Il n'y a jamais de hasard, les mots résonnent, des rubans de haillons, vraiment de quoi faire gésir l'âme !
C'est pourquoi le tissu est au coeur du livre, il se livre, il cache, il découvre, il suggère, il enveloppe, il réchauffe, le corps et l'âme.
Vous êtes encore là ? Pas las, j'espère, si je vous perds, j'ai les nerfs, hélas !
Revenons au bol, maladresse, la chute le casse, éclatement des souvenirs, les étapes de la vie qui ressurgissent, pas d'bol !
Surtout que c'est celle d'un analyste, psy pour les intimes, il va donc la disséquer sa vie, le Simon.
Revenons au livre, non, pas au contenu, au contenant. Facile à tenir, j'aime le petit format de chez
Actes Sud, de la hauteur, mais peu de largeur, les lignes ont peu de mots, les yeux n'ont pas besoin de se fatiguer, ça se lit sans faire d'effort, le confort du lecteur, j'apprécie cet effort.
La couverture est presque floue, on y devine des fleurs sur une branche d'arbre, on imagine un rose éclatant, et pourtant c'est sépia. L'évocation du passé, c'est sûr, un passé composé, mais y a des morceaux à recoller, un passé décomposé, tout à recomposer.
Louise et Mathieu, ses amis, vont s'en occuper, de la psychanalyse, et Lucie, la patiente, qui cherche son moi en s'allongeant sur le canapé, mais qui n'en a plus de patience, et disparaît, sans crier gare.

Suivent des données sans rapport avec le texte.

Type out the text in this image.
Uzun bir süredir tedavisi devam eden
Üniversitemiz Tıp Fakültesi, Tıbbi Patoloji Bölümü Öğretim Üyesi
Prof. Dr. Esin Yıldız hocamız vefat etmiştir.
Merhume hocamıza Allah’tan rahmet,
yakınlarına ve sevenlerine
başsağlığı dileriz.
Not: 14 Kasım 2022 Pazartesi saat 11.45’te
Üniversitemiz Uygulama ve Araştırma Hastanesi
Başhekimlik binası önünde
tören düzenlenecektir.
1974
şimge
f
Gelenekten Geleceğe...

Car, des années plus tard, ce n'est pas en train qu'elle part, mais en avion, et Simon la croise dans l'aéroport, lui en partance pour le Japon, il se met enfin en vacance, un choix assumé, ni bon ni mauvais, juste nippon.
Il n'y a jamais de hasard, le destin est écrit, le festin est décrit, parfois des crimes, et ça qui ment.
N'allez pas croire qu'ils vont se retrouver sur cet archipel, qui appelle, îles Yaeyama, y a il, bien sûr, mais elle, y a pas.
Non, il est seul, mais avec sa conscience, qui l'accompagne au bout du monde, au pays du soleil levant, la science des patrasses, son âme est en haillons,
la patience des traces, il en faudra, pour maîtriser les souvenirs, et faire disparaître ces empreintes que nulle neige ne peut recouvrir.
Là-bas, c'est tropique, du Cancer, le panier de crabes en pince pour sa mémoire, et il s'en pose des questions, mais ses hôtes, des petits vieux très charmants, vont apaiser ses tourments.
Lui est céramiste, il répare les objets brisés, mince, Simon n'a pas emporté les morceaux, c'est pas d'bol. Mais il cicatrise les blessures d'âme, avec sourire et silence, car les paroles s'envolent, mais les regards figent les souvenirs hagards.
Elle, collectionne les tissus anciens, et en toutes sortes d'étoffes, taille la douce soie et restaure les couleurs des sentiments, cachés par les stores occultes. C'est dans les voilages qu'on voit l'âge, et qu'on enveloppe les tissus de chair.
Jeanne Benameur distille les phrases, instille les émotions, d'une respiration tranquille mais sans en avoir l'air, avec adresse et délicatesse.
« La chute c'est fertile, la rupture crée.
La parole vraie, celle qui s'origine vraiment au plus profond de soi.
La rage, c'est de ne pas réussir à aimer ce qu'on désire.
L'âme, c'est un mouvement. Fugace. On l'atteint quand tout de notre être s'unifie pour pouvoir, dans un élan, se mêler enfin à tout ce qui n'est pas nous. »
Fugace, comme le saut de la raie Manta, qui prend le risque de quitter son eau pour sortir de son élément.
« L'élan qui rassemble tout », et qui permet « d'éclairer, un peu, chaque fois, l'obscur de notre vie ».
Une femme qui écrit la vie d'un homme, c'est émouvant.
Silence, ambiance, suggestion, réparation.
Des mots fragiles, des mots magiques, c'était trop beau.
Un style élégant et concis, avec récit et dialogues réunis, une unité dans l'espace et le temps.
L'âme enrubannée gît.
Un grand merci pour ce petit moment.